I meet someone for the first time: “What do you do?” they ask. “I’m an accountant” I answer. They immediately start looking over my shoulder to find someone more interesting to talk to…

They’ve used a label – all accountants are boring. Don’t know how they came to that conclusion…

We all use them, and not always appropriately. The main issue is that we only use one. It’s our way of quickly processing information, so that we can move on to the next bit of our busy lives. But what do we lose, and what might that cost us?

We use a piece of English called a complex equivalence. It interposes, consciously or  – usually -unconsciously, the phrase “which means that”. Hence “he’s an accountant, which means that he’s boring” as that is the experience of accountants before.

I’m corresponding with Isabella at the moment about a potential blog. Isabella is a woman…which means that…she’s not a man! And that’s all it means. She also lives in Vienna, is a CIO, teaches Masters students, has a consultancy company and umpteen other things I don’t know.

Which is the whole point. I don’t know. So why should I assume? And why should you?

When someone phones you to ask for a price, walks into your shop, who are you dealing with? A customer, or a person? Are you labelling them without finding out enough to treat them like they would like to be treated – like an individual? Like you want to be treated. Do you suffer from being labelled? When you go on holiday, you are a tourist..and all the other things as well that make up you. The whole you goes on holiday, not just the bit that is tourist.

How do you get treated? Just as a tourist usually, I suspect.  And when there is a problem, you are not treated like you know anything at all apart from being a tourist. So, you have an issue in a shop. No one knows or considers that you might have bought stuff before, or even have a shop back home. They treat you like you know nothing. Which makes you feel like you don’t count, and they don’t care.

Many people are now using different labels in their social media to describe themselves, rather than their functional job. So instead of accountant, I could say father, friend, partner, management thinker, strategist, walker, learner, teacher, enabler, blogger, helper…etc.

You might use something like this to describe yourself. So why limit yourself to describe others with just one label without better knowledge of them? And how many customers might you lose if you do that? Think about how you treat people – like customers, or with some more labels, or maybe just assume you should treat them like you might want to be treated. How fast can it be to lose a customer if you don’t stop to think? And how much time do you need to spend in stopping to think? Not many seconds – you can do it!

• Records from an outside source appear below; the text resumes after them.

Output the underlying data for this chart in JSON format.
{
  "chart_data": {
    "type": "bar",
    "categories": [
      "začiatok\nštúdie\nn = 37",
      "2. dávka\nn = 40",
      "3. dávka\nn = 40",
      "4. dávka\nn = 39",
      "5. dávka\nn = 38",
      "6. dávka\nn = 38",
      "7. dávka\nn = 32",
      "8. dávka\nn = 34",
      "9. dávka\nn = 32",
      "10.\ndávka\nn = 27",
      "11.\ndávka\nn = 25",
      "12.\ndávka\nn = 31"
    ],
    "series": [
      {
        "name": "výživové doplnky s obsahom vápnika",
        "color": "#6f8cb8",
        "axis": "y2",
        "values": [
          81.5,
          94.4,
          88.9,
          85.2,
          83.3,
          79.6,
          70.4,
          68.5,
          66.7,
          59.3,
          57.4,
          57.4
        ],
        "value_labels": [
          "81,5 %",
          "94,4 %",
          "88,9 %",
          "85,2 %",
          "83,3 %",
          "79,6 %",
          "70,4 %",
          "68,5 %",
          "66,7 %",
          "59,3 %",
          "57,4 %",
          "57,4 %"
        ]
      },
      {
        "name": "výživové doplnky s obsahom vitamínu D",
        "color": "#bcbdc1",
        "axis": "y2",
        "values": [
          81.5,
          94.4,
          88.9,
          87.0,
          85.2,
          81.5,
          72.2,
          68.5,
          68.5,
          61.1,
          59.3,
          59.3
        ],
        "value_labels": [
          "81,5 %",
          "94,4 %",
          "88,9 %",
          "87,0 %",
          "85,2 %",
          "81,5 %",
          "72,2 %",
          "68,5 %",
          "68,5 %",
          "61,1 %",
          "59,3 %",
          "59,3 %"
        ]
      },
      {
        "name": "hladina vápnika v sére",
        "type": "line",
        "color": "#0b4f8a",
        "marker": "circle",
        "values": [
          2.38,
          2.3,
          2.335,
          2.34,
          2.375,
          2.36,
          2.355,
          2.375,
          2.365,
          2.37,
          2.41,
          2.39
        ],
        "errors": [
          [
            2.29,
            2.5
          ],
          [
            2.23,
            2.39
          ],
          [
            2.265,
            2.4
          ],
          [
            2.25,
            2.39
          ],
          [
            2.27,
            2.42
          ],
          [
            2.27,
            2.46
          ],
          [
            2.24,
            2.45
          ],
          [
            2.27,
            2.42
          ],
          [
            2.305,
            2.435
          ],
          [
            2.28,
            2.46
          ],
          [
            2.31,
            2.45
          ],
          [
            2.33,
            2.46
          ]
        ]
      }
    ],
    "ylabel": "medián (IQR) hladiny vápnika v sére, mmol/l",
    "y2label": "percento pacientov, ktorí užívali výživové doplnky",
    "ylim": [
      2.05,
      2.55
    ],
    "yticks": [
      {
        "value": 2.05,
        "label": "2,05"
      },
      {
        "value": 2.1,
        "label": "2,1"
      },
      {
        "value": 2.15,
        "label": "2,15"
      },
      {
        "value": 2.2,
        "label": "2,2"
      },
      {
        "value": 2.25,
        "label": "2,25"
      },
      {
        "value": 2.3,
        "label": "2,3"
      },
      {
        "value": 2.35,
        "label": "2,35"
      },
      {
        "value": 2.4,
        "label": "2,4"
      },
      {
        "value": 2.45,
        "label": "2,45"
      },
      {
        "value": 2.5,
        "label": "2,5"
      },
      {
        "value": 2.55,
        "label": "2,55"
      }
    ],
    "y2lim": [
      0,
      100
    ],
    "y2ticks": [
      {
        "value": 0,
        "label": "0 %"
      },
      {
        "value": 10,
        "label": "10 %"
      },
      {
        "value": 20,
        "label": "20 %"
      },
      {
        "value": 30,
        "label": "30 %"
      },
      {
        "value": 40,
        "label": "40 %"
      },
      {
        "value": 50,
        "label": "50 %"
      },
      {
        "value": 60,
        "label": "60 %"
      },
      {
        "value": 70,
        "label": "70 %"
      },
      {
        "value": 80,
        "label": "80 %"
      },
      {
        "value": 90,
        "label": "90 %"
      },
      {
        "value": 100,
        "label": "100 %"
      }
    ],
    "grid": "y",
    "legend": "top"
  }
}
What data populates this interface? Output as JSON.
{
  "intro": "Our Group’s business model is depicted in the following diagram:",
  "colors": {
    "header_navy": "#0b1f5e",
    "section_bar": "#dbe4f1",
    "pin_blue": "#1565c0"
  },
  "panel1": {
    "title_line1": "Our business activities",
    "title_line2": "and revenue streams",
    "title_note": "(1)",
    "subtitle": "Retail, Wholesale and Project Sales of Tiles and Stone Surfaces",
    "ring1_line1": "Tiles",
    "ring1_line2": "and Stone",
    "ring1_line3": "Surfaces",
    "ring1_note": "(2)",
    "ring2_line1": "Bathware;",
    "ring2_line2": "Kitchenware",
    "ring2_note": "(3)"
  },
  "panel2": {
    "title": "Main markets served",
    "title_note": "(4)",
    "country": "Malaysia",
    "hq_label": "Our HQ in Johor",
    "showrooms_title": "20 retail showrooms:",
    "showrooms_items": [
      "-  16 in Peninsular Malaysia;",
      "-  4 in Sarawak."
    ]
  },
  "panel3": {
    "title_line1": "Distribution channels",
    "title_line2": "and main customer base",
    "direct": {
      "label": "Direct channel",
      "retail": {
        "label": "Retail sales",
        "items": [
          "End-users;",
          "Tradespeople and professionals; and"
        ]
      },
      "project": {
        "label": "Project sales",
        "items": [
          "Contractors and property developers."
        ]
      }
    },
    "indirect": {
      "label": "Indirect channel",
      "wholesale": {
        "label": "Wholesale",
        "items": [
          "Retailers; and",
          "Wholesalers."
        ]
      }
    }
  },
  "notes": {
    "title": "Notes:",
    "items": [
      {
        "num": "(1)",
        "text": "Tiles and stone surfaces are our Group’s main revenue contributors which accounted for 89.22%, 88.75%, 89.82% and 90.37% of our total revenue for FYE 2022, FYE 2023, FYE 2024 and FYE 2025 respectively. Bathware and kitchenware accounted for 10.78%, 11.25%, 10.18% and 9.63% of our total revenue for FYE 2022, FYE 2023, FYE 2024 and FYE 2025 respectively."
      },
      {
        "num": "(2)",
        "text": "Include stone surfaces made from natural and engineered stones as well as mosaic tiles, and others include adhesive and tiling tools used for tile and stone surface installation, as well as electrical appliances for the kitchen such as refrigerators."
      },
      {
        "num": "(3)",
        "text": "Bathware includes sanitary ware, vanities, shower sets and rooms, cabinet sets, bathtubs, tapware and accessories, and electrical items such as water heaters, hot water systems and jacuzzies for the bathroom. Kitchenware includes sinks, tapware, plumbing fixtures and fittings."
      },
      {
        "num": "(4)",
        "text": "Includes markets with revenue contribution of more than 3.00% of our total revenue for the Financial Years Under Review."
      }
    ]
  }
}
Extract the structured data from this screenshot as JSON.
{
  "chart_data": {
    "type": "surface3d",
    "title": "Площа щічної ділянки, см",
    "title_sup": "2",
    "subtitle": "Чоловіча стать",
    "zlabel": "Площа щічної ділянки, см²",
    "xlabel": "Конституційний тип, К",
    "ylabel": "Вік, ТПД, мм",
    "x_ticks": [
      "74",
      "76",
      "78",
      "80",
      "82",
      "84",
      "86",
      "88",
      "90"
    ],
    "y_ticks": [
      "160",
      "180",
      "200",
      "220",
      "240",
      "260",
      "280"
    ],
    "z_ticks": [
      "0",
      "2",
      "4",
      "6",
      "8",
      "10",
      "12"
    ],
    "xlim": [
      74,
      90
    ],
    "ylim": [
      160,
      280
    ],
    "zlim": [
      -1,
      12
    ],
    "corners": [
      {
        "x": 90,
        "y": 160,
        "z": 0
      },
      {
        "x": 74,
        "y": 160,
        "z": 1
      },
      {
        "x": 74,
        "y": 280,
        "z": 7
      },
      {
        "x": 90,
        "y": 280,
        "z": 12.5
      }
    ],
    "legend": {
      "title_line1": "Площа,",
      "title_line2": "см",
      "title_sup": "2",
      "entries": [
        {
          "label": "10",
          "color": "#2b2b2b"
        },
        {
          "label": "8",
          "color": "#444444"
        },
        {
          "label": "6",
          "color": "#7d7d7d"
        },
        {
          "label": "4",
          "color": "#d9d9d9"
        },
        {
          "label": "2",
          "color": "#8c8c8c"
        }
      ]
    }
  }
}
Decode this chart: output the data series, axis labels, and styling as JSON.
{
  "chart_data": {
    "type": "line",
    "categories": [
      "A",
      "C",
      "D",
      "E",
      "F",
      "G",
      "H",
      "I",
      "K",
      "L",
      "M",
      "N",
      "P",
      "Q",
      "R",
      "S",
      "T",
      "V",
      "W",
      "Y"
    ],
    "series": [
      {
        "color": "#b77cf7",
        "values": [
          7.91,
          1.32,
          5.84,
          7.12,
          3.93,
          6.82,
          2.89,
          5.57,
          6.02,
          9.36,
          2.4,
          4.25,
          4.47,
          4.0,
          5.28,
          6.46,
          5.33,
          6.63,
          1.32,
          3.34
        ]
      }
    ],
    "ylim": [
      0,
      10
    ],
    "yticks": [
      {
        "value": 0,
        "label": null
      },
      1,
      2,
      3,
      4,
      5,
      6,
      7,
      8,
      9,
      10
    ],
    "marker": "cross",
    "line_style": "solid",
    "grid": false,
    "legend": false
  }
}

Now how about thinking about your recruitment and retention policy for your colleagues as well? Should you advertise jobs based on functional specifications alone? Most job titles are purely functional with a list of functional skills and some soft ones (good communicator, good interpersonal skills etc.) but they don’t describe the person you want to interact with the people who are your customers, suppliers and colleagues. It’s too limiting.  Maybe start listing what type of person you want, rather than assuming that industry knowledge is essential. It seldom is, unless you just need a technical specialist. Anyway, hiring for competencies doesn’t work anymore, as jobs change so fast (Claudio Fernandez-Araoz, at the Drucker Forum 2015)

As Henry Mintzberg said (also at the Drucker Forum), I don’t want to be a human resource, or human capital, I’m a human being. Don’t we all want that? Which means many more labels, used with care.